A “coisa feita em papel couché”, Veja, propôs que o Brasil passe a ter voto censitário. Em sua última edição, em mais uma ação debochante sobre questões que necessitam seriedade, a “coisa” elaborou questões que, segundo ela, deveriam estar no plebiscito proposto pelo governo federal. Sua pergunta número nove diz o seguinte: você concorda que quem recebe dinheiro do governo federal poderia ter o direito de se declarar impedido de votar por óbvio conflito de interesses?
O voto censitário foi estabelecido no país pela constituição de 1824 e abolido pela constituição de 1891. Esteve em vigor no período monárquico na primeira metade do século XIX. Para votar precisava-se ter renda mensal de 100 mil réis. Outra experiência semelhante ocorreu em 1934. A Constituição daquele ano excluía dos mendigos o direito ao voto. E tem gente que acha que não há preconceito de classe no Brasil.
O discurso preconceituoso de Veja em relação aos assistidos pelo Bolsa Família não é novo e, muita gente da classe média – sempre ela – começou a defender tal presepada. No caso, seriam 13 milhões de famílias que perderiam, caso essa ideia fosse materializada, o direito de votar. Agora, para Veja, além de vagabundos, não são cidadãos. Como se essas pessoas não pagassem proporcionalmente mais impostos do que os donos da “coisa feita em papel couché”.
E olhe que em 2010, foi divulgada uma pesquisa de intenção de voto entre beneficiários do Bolsa Família. Apenas 40% diziam ter a intenção de votar em Dilma. Algo perto de quatro milhões de pessoas. Dilma obteve 47.651.434 de votos no primeiro turno e 55.752.483 de votos no segundo.
Se “quem recebe dinheiro do governo federal” não deveria votar, quase ninguém no país hoje exerceria esse direito. A “grande imprensa” recebe bilhões por ano em publicidade. Por tabela, os salários de seus funcionários são pagos por esse capital. Portanto estão fora.
Quem comprou carro e produtos da linha branca com redução de IPI, também, de forma indireta, recebeu recursos do governo federal. Estão fora! Quem recebeu e recebe bolsa de estudo (PROUNI incluso), no Brasil e no exterior, também está. Compra comida e paga conta de luz com isenção de impostos federais, também deixa de votar. Quem mora em residência do Programa Minha Casa, Minha Vida também está fora. Famílias do campo, agricultura rural ou agronegócio, que recebem recursos para construção de casas e compra de máquinas, por exemplo, também estão fora.

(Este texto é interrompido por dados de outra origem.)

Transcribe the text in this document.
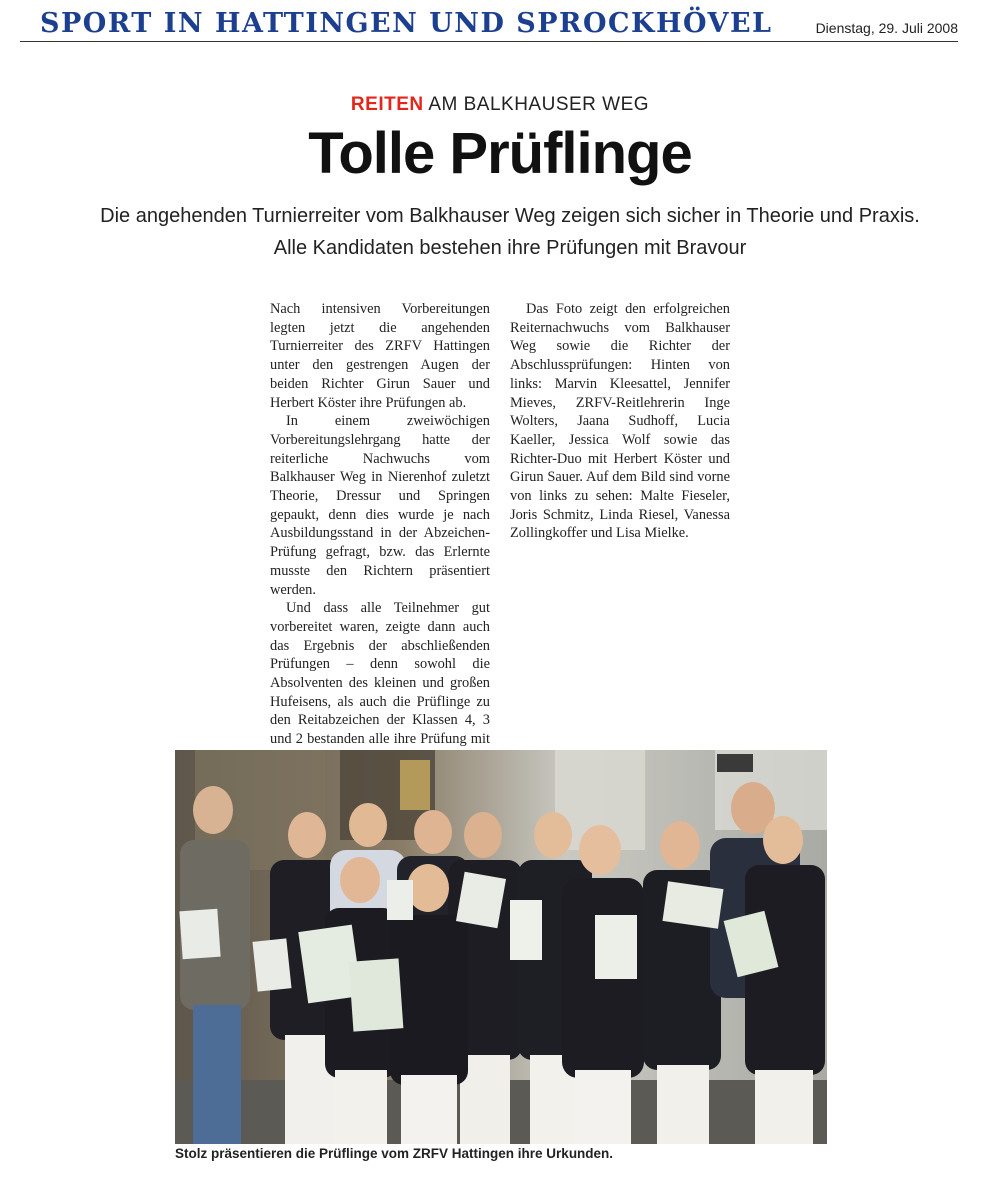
SPORT IN HATTINGEN UND SPROCKHÖVEL	Dienstag, 29. Juli 2008
REITEN AM BALKHAUSER WEG
Tolle Prüflinge
Die angehenden Turnierreiter vom Balkhauser Weg zeigen sich sicher in Theorie und Praxis.
Alle Kandidaten bestehen ihre Prüfungen mit Bravour

Nach intensiven Vorbereitungen legten jetzt die angehenden Turnierreiter des ZRFV Hattingen unter den gestrengen Augen der beiden Richter Girun Sauer und Herbert Köster ihre Prüfungen ab.

In einem zweiwöchigen Vorbereitungslehrgang hatte der reiterliche Nachwuchs vom Balkhauser Weg in Nierenhof zuletzt Theorie, Dressur und Springen gepaukt, denn dies wurde je nach Ausbildungsstand in der Abzeichen-Prüfung gefragt, bzw. das Erlernte musste den Richtern präsentiert werden.

Und dass alle Teilnehmer gut vorbereitet waren, zeigte dann auch das Ergebnis der abschließenden Prüfungen – denn sowohl die Absolventen des kleinen und großen Hufeisens, als auch die Prüflinge zu den Reitabzeichen der Klassen 4, 3 und 2 bestanden alle ihre Prüfung mit

Das Foto zeigt den erfolgreichen Reiternachwuchs vom Balkhauser Weg sowie die Richter der Abschlussprüfungen: Hinten von links: Marvin Kleesattel, Jennifer Mieves, ZRFV-Reitlehrerin Inge Wolters, Jaana Sudhoff, Lucia Kaeller, Jessica Wolf sowie das Richter-Duo mit Herbert Köster und Girun Sauer. Auf dem Bild sind vorne von links zu sehen: Malte Fieseler, Joris Schmitz, Linda Riesel, Vanessa Zollingkoffer und Lisa Mielke.

Stolz präsentieren die Prüflinge vom ZRFV Hattingen ihre Urkunden.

Na eleição padrão Veja, ninguém vota. Em seu deboche com os próprios leitores que lhe restam, ao invés de defender, mesmo sua visão conservadora, atrasada e reacionária de sociedade, brinca com uma questão séria. E tem gente que ainda a lê…
Pior é que, o que tem de gente que repete todas as presepadas publicadas nela não está no gibi. Veja é tão cara de pau que em outra pergunta ela questiona o fato de se pagar duas vezes por educação e saúde. Mas omite que o Grupo Abril comprou por R$ 106 milhões de reais uma franquia de escolas particulares.
Essa é a sociedade perfeita de Veja: ninguém vota; ninguém pensa. Apenas vocifera ódio de classe.